|Pair of KRCB programs explore history of Holocaust
In recognition of the Jewish High Holy Days, KRCB presents two stories that explore Holocaust history.
• “Finding Kalman,” Sept. 16, 10:30 p.m.: In this moving documentary, a charismatic Holocaust survivor inspires her family to connect to relatives they never met. Focusing on her brother, Kalman, Anna recounts tales of a mischievous boy who tried to escape the Warsaw ghetto with her. Her daughter, an artist, devours the stories and paints his portrait over and over again. As Kalman's face emerges on canvas, the film moves from archival Warsaw ghetto footage to summers in a Catskills bungalow colony – from vibrant family life before World War II to now. Four generations grapple differently with their shared history. Roz, the artist, felt her mother's pain, understanding it in stages. Maya, an Israeli granddaughter, expresses her passion playing the viola.

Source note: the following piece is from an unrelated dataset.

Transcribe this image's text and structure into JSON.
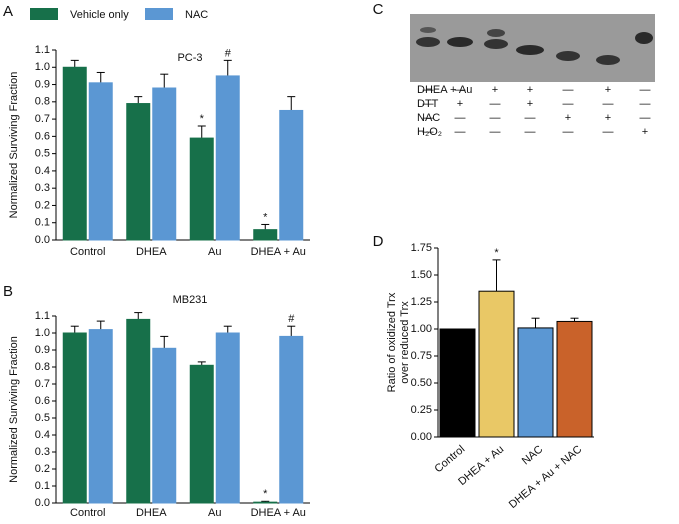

Great-grandson Roy wonders with concern how his generation will understand the Holocaust when it seems like just another story. As the loving family that grew from one survivor celebrates together, the film shows how four generations find light even in the darkest of places – with a resiliency that provides hope for the future.
• “Where Birds Never Sang,” Sept. 16, 11 p.m.: Ninety-six kilometers from Berlin is a pastoral setting accessible by a road that winds through a pine forest. There, one can recline on the sandy river beach and look across to the town to Furstenberg, or watch local fisherman working from their docks and small boats, as they have for centuries. Furstenberg is a sylvan setting; quiet, peaceful, a place of refuge for citizens escaping the hubbub of Berlin. Not far from the center of this village is a wall, rather tall and imposing, made not of hand-cut stones, but of concrete. Even more startling, more incongruous, is the second wall of barbed wire. It is only then that we realize that behind this wall separating tranquility from history is Ravensbrueck, Hitler's largest concentration camp designed for women, a brutal camp where 92,000 women and children out of 132,000 who were incarcerated there, met a cruel and inhumane death.
Here, medical experiments were conducted on the women, women guards used throughout the Nazi system were trained here, and the women were used as prostitutes for the SS and special prisoners.